Fluorescence Microscopy

  1. Scrape off a small portion of a colony from the transformation plate.
  2. Use a sterile toothpick to streak cells on an object slide.
  3. Add a small drop of water and cover with a cover slip.
  4. Put the slide in the holder with the cover slip facing downwards.

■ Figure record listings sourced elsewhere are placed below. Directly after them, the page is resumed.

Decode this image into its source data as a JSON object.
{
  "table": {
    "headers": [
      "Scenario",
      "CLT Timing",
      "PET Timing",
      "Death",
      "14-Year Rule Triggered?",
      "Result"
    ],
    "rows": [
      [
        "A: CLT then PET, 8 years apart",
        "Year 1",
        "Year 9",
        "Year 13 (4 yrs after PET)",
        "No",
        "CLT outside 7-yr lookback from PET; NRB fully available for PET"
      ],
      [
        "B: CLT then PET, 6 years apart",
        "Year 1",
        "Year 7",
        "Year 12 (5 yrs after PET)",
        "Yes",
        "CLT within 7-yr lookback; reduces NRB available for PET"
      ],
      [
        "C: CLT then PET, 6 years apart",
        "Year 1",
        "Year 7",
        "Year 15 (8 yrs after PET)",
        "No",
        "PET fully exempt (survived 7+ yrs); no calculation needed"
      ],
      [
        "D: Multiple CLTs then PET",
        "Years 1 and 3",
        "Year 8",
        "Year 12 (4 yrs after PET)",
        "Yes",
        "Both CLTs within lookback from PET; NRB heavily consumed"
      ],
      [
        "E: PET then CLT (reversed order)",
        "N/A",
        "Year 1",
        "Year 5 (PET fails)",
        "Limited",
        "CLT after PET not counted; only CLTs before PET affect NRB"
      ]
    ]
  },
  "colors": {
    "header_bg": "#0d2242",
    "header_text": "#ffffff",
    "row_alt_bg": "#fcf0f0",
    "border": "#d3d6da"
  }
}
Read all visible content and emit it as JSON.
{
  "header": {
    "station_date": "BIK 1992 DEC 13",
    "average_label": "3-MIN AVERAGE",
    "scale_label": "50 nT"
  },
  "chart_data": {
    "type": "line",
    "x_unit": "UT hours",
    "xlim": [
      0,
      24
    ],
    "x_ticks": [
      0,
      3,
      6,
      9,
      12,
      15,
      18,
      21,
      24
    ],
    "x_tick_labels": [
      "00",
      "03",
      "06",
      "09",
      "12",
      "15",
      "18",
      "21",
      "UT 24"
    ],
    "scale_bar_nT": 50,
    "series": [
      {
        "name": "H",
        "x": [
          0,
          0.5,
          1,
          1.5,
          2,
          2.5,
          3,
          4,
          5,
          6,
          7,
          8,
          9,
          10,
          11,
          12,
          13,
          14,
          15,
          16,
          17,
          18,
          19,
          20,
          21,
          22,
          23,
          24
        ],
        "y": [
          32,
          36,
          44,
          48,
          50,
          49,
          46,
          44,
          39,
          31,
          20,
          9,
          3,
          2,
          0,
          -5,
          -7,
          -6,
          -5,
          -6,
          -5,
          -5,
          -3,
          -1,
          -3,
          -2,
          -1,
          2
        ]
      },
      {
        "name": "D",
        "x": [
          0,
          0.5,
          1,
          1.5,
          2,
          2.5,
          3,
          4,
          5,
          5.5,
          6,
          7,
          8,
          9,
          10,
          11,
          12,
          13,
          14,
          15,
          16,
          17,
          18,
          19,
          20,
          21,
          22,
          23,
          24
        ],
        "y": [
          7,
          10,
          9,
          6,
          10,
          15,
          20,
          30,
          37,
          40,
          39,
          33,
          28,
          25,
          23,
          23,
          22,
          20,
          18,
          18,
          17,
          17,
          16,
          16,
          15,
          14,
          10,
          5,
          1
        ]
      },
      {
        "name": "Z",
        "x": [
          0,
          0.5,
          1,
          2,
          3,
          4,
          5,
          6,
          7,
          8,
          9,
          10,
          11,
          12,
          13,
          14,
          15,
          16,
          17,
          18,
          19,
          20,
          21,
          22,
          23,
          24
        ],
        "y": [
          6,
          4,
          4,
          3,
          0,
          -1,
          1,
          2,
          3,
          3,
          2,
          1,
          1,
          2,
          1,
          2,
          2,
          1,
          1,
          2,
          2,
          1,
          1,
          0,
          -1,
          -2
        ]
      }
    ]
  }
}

    • Note the switch on the microscope that controls the backlight. This should be turned off to see fluorescence.
  5. Start at low magnification and increase, focusing on the smaller groups of cells.
  6. Once a target is selected, put immersion oil on the 100x objective lens and put it in place.
  7. The image can be diverted from eyepiece to screen if required.
    • Images can then be captured and saved.